緊跟著怒發沖冠的兩位頂頭上司,碎亂而又沉重的馬蹄聲,就像現在韓岡的心情。真要說起來,還是緣邊安撫司先破壞了和郭逵之間的默契,瞞天過海的出兵星羅結部。但郭逵出手撬人墻角,是官場中的大忌,也是任何一個官員都難以容忍的做法。
‘兩邊都有問題。’韓岡在心中給兩邊各打五十大板。
王韶和郭逵都想吞下最大的一份蛋糕。郭逵因為他是后來者,所以只求軍功。但王韶這邊,河湟之事是他首倡,眼下的大好局面,又是他胼手胝足辛苦耕耘的而來。近三年的時間里,王韶所耗心力不足為外人道。單是韓岡認識他的這一年來,王韶已是很明顯的蒼老了下去。一番心血,他怎會甘心讓人拿走最大的那一塊蛋糕。

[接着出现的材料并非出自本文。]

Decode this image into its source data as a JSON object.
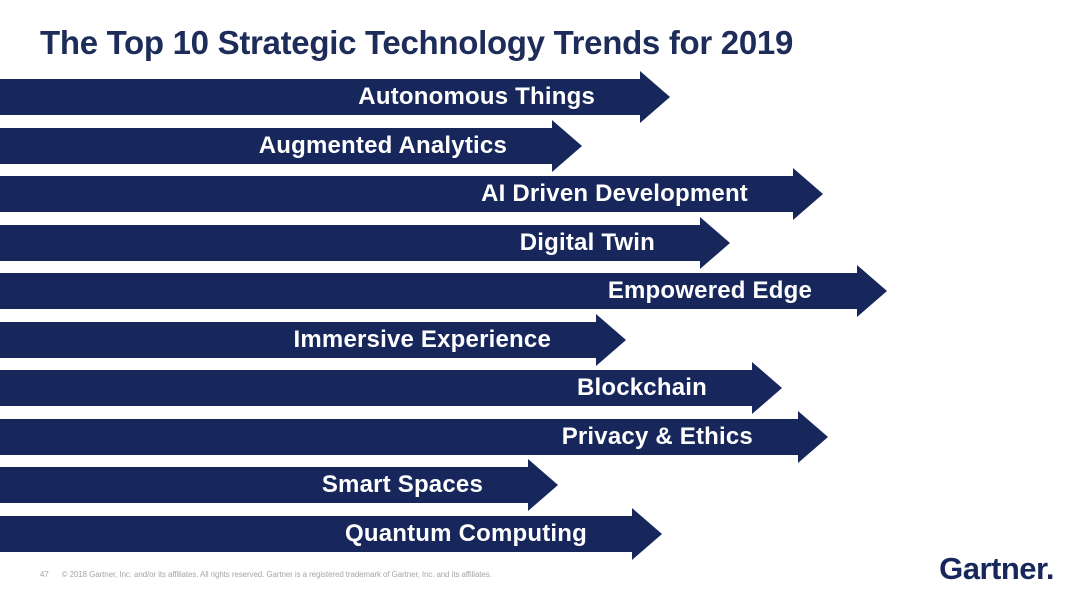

眼下兩邊的矛盾正在激化中,雖然因為顧忌到后果,都還沒有撕破臉的打算,也在極力克制自己的沖動,但最后的結果卻是令人難以樂觀。韓岡不想插足進去,他無意再為王韶沖鋒陷陣,尤其要面對一直很賞識他的郭逵。他為王韶已經做得夠多了,眼下還是為自己考慮多一點。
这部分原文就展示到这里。